On the other hand, the two games against the Blue Jays have been started by Jason Hirsh and Aaron Cook.  Hirsh in many ways is the prototypical rookie starting pitcher: he looks brilliant at times, but at other times he just looks lost.  Outside of a complete game five-hitter against the Orioles on June 10, Hirsh has mostly been looking lost of late, and it’s hurting the team.  Of course, there’s nobody obvious to fill his spot in the rotation, so the Rockies will probably just stick it out with Hirsh.  Aaron Cook was supposed to be our ace, but that’s hardly been the case.  Outside of a four-game stretch in early May when Cook won three straight starts largely due to great run support (heck, Cook had a 5.71 ERA in those starts) he hasn’t been great.  Eight of his sixteen starts have been quality starts, but he’s also had seven starts in which he’s given up five or more runs.  And outside of that three-game stretch, the Rockies are 3-10 when Cook starts.  That’s not what you expect from an ace.
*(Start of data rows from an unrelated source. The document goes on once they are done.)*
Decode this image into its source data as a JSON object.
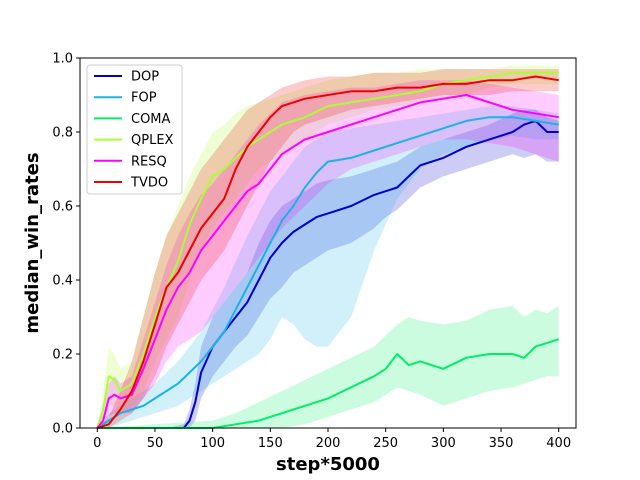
{
  "chart_data": {
    "type": "line",
    "title": "",
    "xlabel": "step*5000",
    "ylabel": "median_win_rates",
    "xlim": [
      -15,
      415
    ],
    "ylim": [
      0,
      1
    ],
    "xticks": [
      0,
      50,
      100,
      150,
      200,
      250,
      300,
      350,
      400
    ],
    "yticks": [
      0.0,
      0.2,
      0.4,
      0.6,
      0.8,
      1.0
    ],
    "xtick_labels": [
      "0",
      "50",
      "100",
      "150",
      "200",
      "250",
      "300",
      "350",
      "400"
    ],
    "ytick_labels": [
      "0.0",
      "0.2",
      "0.4",
      "0.6",
      "0.8",
      "1.0"
    ],
    "grid": false,
    "legend_position": "top-left",
    "series": [
      {
        "name": "DOP",
        "color": "#0000cc",
        "x": [
          0,
          60,
          75,
          80,
          85,
          90,
          100,
          110,
          120,
          130,
          140,
          150,
          160,
          170,
          180,
          190,
          200,
          220,
          240,
          250,
          260,
          270,
          280,
          300,
          320,
          340,
          360,
          370,
          380,
          390,
          400
        ],
        "y": [
          0,
          0,
          0,
          0.02,
          0.07,
          0.15,
          0.22,
          0.26,
          0.3,
          0.34,
          0.4,
          0.46,
          0.5,
          0.53,
          0.55,
          0.57,
          0.58,
          0.6,
          0.63,
          0.64,
          0.65,
          0.68,
          0.71,
          0.73,
          0.76,
          0.78,
          0.8,
          0.82,
          0.83,
          0.8,
          0.8
        ],
        "upper": [
          0,
          0,
          0.01,
          0.05,
          0.12,
          0.22,
          0.3,
          0.34,
          0.38,
          0.42,
          0.5,
          0.56,
          0.6,
          0.62,
          0.64,
          0.66,
          0.67,
          0.68,
          0.7,
          0.71,
          0.72,
          0.74,
          0.76,
          0.78,
          0.8,
          0.82,
          0.85,
          0.86,
          0.86,
          0.84,
          0.83
        ],
        "lower": [
          0,
          0,
          0,
          0,
          0.02,
          0.08,
          0.14,
          0.18,
          0.22,
          0.25,
          0.3,
          0.35,
          0.38,
          0.42,
          0.44,
          0.46,
          0.48,
          0.5,
          0.54,
          0.57,
          0.59,
          0.62,
          0.65,
          0.68,
          0.7,
          0.72,
          0.74,
          0.73,
          0.74,
          0.72,
          0.72
        ]
      },
      {
        "name": "FOP",
        "color": "#1ab3e6",
        "x": [
          0,
          10,
          20,
          30,
          40,
          50,
          60,
          70,
          80,
          90,
          100,
          110,
          120,
          130,
          140,
          150,
          160,
          170,
          180,
          190,
          200,
          220,
          240,
          260,
          280,
          300,
          320,
          340,
          360,
          380,
          400
        ],
        "y": [
          0,
          0.02,
          0.04,
          0.05,
          0.06,
          0.08,
          0.1,
          0.12,
          0.15,
          0.18,
          0.22,
          0.26,
          0.32,
          0.38,
          0.44,
          0.5,
          0.56,
          0.6,
          0.65,
          0.69,
          0.72,
          0.73,
          0.75,
          0.77,
          0.79,
          0.81,
          0.83,
          0.84,
          0.84,
          0.83,
          0.82
        ],
        "upper": [
          0,
          0.04,
          0.06,
          0.08,
          0.1,
          0.12,
          0.15,
          0.18,
          0.22,
          0.26,
          0.32,
          0.38,
          0.45,
          0.52,
          0.58,
          0.64,
          0.68,
          0.72,
          0.76,
          0.78,
          0.8,
          0.81,
          0.82,
          0.83,
          0.84,
          0.85,
          0.86,
          0.87,
          0.87,
          0.86,
          0.85
        ],
        "lower": [
          0,
          0,
          0.01,
          0.02,
          0.03,
          0.04,
          0.05,
          0.06,
          0.08,
          0.1,
          0.12,
          0.14,
          0.16,
          0.18,
          0.2,
          0.24,
          0.3,
          0.28,
          0.24,
          0.22,
          0.22,
          0.3,
          0.48,
          0.62,
          0.7,
          0.74,
          0.76,
          0.78,
          0.79,
          0.78,
          0.78
        ]
      },
      {
        "name": "COMA",
        "color": "#00ee66",
        "x": [
          0,
          50,
          100,
          120,
          140,
          160,
          180,
          200,
          220,
          240,
          250,
          260,
          270,
          280,
          300,
          320,
          340,
          360,
          370,
          380,
          390,
          400
        ],
        "y": [
          0,
          0,
          0,
          0.01,
          0.02,
          0.04,
          0.06,
          0.08,
          0.11,
          0.14,
          0.16,
          0.2,
          0.17,
          0.18,
          0.16,
          0.19,
          0.2,
          0.2,
          0.19,
          0.22,
          0.23,
          0.24
        ],
        "upper": [
          0,
          0.01,
          0.02,
          0.04,
          0.07,
          0.1,
          0.13,
          0.16,
          0.19,
          0.22,
          0.25,
          0.28,
          0.3,
          0.29,
          0.28,
          0.29,
          0.32,
          0.33,
          0.3,
          0.32,
          0.31,
          0.33
        ],
        "lower": [
          0,
          0,
          0,
          0,
          0,
          0,
          0.01,
          0.03,
          0.05,
          0.07,
          0.09,
          0.11,
          0.1,
          0.09,
          0.06,
          0.08,
          0.1,
          0.11,
          0.12,
          0.13,
          0.14,
          0.14
        ]
      },
      {
        "name": "QPLEX",
        "color": "#aaff33",
        "x": [
          0,
          5,
          10,
          15,
          20,
          30,
          40,
          50,
          60,
          70,
          80,
          90,
          100,
          110,
          120,
          130,
          140,
          150,
          160,
          180,
          200,
          220,
          240,
          260,
          280,
          300,
          320,
          340,
          360,
          380,
          400
        ],
        "y": [
          0,
          0.05,
          0.14,
          0.13,
          0.1,
          0.12,
          0.2,
          0.3,
          0.38,
          0.45,
          0.55,
          0.62,
          0.68,
          0.7,
          0.73,
          0.76,
          0.78,
          0.8,
          0.82,
          0.84,
          0.87,
          0.88,
          0.89,
          0.9,
          0.91,
          0.93,
          0.94,
          0.95,
          0.96,
          0.96,
          0.96
        ],
        "upper": [
          0,
          0.1,
          0.22,
          0.2,
          0.16,
          0.18,
          0.3,
          0.42,
          0.52,
          0.6,
          0.68,
          0.74,
          0.8,
          0.82,
          0.85,
          0.87,
          0.88,
          0.89,
          0.9,
          0.92,
          0.94,
          0.95,
          0.96,
          0.96,
          0.97,
          0.97,
          0.97,
          0.97,
          0.98,
          0.98,
          0.98
        ],
        "lower": [
          0,
          0.01,
          0.06,
          0.06,
          0.04,
          0.06,
          0.1,
          0.18,
          0.24,
          0.3,
          0.4,
          0.48,
          0.54,
          0.58,
          0.62,
          0.66,
          0.7,
          0.72,
          0.74,
          0.78,
          0.82,
          0.84,
          0.86,
          0.87,
          0.88,
          0.89,
          0.9,
          0.92,
          0.93,
          0.93,
          0.93
        ]
      },
      {
        "name": "RESQ",
        "color": "#ff00ff",
        "x": [
          0,
          5,
          10,
          15,
          20,
          30,
          40,
          50,
          60,
          70,
          80,
          90,
          100,
          110,
          120,
          130,
          140,
          150,
          160,
          180,
          200,
          220,
          240,
          260,
          280,
          300,
          320,
          340,
          360,
          380,
          400
        ],
        "y": [
          0,
          0.02,
          0.08,
          0.09,
          0.08,
          0.09,
          0.16,
          0.24,
          0.32,
          0.38,
          0.42,
          0.48,
          0.52,
          0.56,
          0.6,
          0.64,
          0.66,
          0.7,
          0.74,
          0.78,
          0.8,
          0.82,
          0.84,
          0.86,
          0.88,
          0.89,
          0.9,
          0.88,
          0.86,
          0.85,
          0.84
        ],
        "upper": [
          0,
          0.04,
          0.12,
          0.14,
          0.12,
          0.14,
          0.24,
          0.34,
          0.44,
          0.52,
          0.58,
          0.63,
          0.66,
          0.7,
          0.74,
          0.78,
          0.82,
          0.85,
          0.88,
          0.9,
          0.91,
          0.92,
          0.92,
          0.93,
          0.94,
          0.94,
          0.94,
          0.93,
          0.92,
          0.91,
          0.9
        ],
        "lower": [
          0,
          0,
          0.03,
          0.04,
          0.04,
          0.04,
          0.08,
          0.12,
          0.18,
          0.22,
          0.24,
          0.26,
          0.3,
          0.34,
          0.38,
          0.42,
          0.46,
          0.5,
          0.54,
          0.6,
          0.66,
          0.7,
          0.72,
          0.74,
          0.76,
          0.78,
          0.78,
          0.77,
          0.76,
          0.74,
          0.72
        ]
      },
      {
        "name": "TVDO",
        "color": "#ee0000",
        "x": [
          0,
          10,
          20,
          30,
          40,
          50,
          60,
          70,
          80,
          90,
          100,
          110,
          120,
          130,
          140,
          150,
          160,
          170,
          180,
          200,
          220,
          240,
          260,
          280,
          300,
          320,
          340,
          360,
          380,
          400
        ],
        "y": [
          0,
          0.01,
          0.05,
          0.1,
          0.18,
          0.28,
          0.38,
          0.42,
          0.48,
          0.54,
          0.58,
          0.62,
          0.7,
          0.76,
          0.8,
          0.84,
          0.87,
          0.88,
          0.89,
          0.9,
          0.91,
          0.91,
          0.92,
          0.92,
          0.93,
          0.93,
          0.94,
          0.94,
          0.95,
          0.94
        ],
        "upper": [
          0,
          0.03,
          0.1,
          0.18,
          0.3,
          0.42,
          0.52,
          0.58,
          0.64,
          0.7,
          0.74,
          0.78,
          0.82,
          0.86,
          0.88,
          0.9,
          0.92,
          0.93,
          0.94,
          0.95,
          0.95,
          0.96,
          0.96,
          0.96,
          0.97,
          0.97,
          0.97,
          0.97,
          0.97,
          0.97
        ],
        "lower": [
          0,
          0,
          0.02,
          0.04,
          0.08,
          0.14,
          0.22,
          0.28,
          0.34,
          0.4,
          0.44,
          0.48,
          0.54,
          0.6,
          0.66,
          0.72,
          0.76,
          0.8,
          0.82,
          0.84,
          0.86,
          0.87,
          0.88,
          0.89,
          0.9,
          0.9,
          0.9,
          0.91,
          0.91,
          0.91
        ]
      }
    ]
  }
}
The offense, on the other hand, has been good in this series, though part of that is just the matter of facing off against Josh Towers and Ty Taubenheim.  Tomorrow it will be Dustin McGowan and his 5.68 ERA (and he can’t blame that ERA on Coors, either.)  Josh Fogg goes for us, and, well, if Fogg can beat Curt Schilling and Mike Mussina, surely he can beat Dustin McGowan, right?

I hope so.  We need to stop the bleeding right now before this turns into one of those season-unraveling losing skids that we’ve become used to in Junes and Julys past.